Приехавшие утром медики поставили диагноз: «сердечная недостаточность» во сне. Увезли с собой. А через день Антонина Марковна и ее дочери Аня и Алевтина забрали отца из морга, чтобы похоронить из дома, как полагается, а не из казенного холодильника. А то от людей совестно.
Старший брат Валерий больше всего негодовал, что Геннадий даже не успел получить свою первую пенсию.
Он выпивал, горевал и говорил:
– Вот так! Всю жизнь отдал государству, до капли. А оно ему в ответ ни копейки не дало. Заработал пенсию, а не попользовался! Вот так с нами и поступают! Выжимают все, а потом – сразу в гроб.
Утром приехали ритуальные автобусы за гробом и людьми, чтобы ехать на кладбище, собрались соседи, причем не только старики и старухи, но и люди действующие, включая заместителя директора ДЭЗа Опанасенко. И тут выяснилось, что проехать никак нельзя: окрестные улицы запружены автомобилями из-за какой-то демонстрации. Опанасенко ходил узнавать, в чем дело, и, вернувшись, сказал, что там тоже похороны, причем несут покойного к Кремлю.
– А кто помер? – спросил брат Валерий. – Что-то я по телевизору не видел ничего.
– А ты его смотрел? – спросила Антонина Марковна.

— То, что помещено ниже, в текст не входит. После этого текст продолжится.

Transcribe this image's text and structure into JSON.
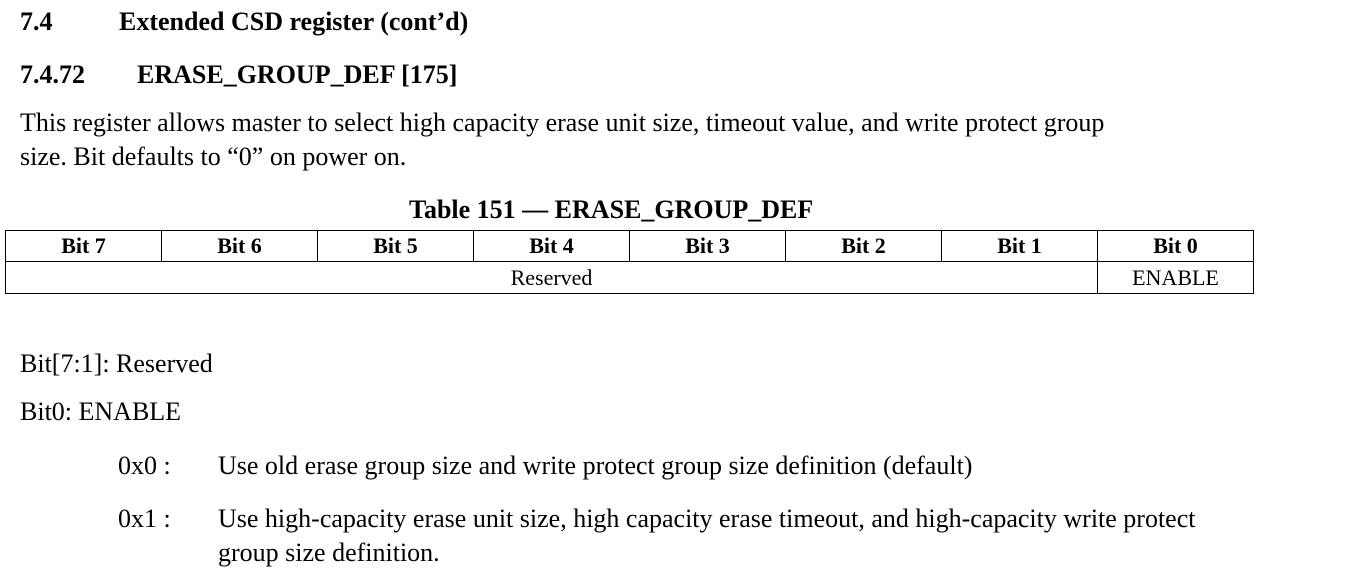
{
  "section": {
    "number": "7.4",
    "title": "Extended CSD register (cont’d)"
  },
  "subsection": {
    "number": "7.4.72",
    "title": "ERASE_GROUP_DEF [175]"
  },
  "paragraph": {
    "line1": "This register allows master to select high capacity erase unit size, timeout value, and write protect group",
    "line2": "size. Bit defaults to “0” on power on."
  },
  "table": {
    "caption": "Table 151 — ERASE_GROUP_DEF",
    "headers": [
      "Bit 7",
      "Bit 6",
      "Bit 5",
      "Bit 4",
      "Bit 3",
      "Bit 2",
      "Bit 1",
      "Bit 0"
    ],
    "row": {
      "reserved": "Reserved",
      "enable": "ENABLE"
    }
  },
  "bits": {
    "bit71": "Bit[7:1]: Reserved",
    "bit0": "Bit0: ENABLE"
  },
  "values": [
    {
      "code": "0x0 :",
      "desc_line1": "Use old erase group size and write protect group size definition (default)"
    },
    {
      "code": "0x1 :",
      "desc_line1": "Use high-capacity erase unit size, high capacity erase timeout, and high-capacity write protect",
      "desc_line2": "group size definition."
    }
  ]
}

– В Кремле, в смысле на Красной площади, давно уже никого не хоронят, – авторитетно заявил Опанасенко.
– Да уж прямо! – не согласился Валерий. – Это просто не было человека такого масштаба, чтобы его там хоронить. Нет, но это что получается? Опять им зеленый свет, а простой человек должен гнить и дожидаться?
– Ничего, рассосется, – сказал кто-то из друзей покойного. – А пока выпить бы.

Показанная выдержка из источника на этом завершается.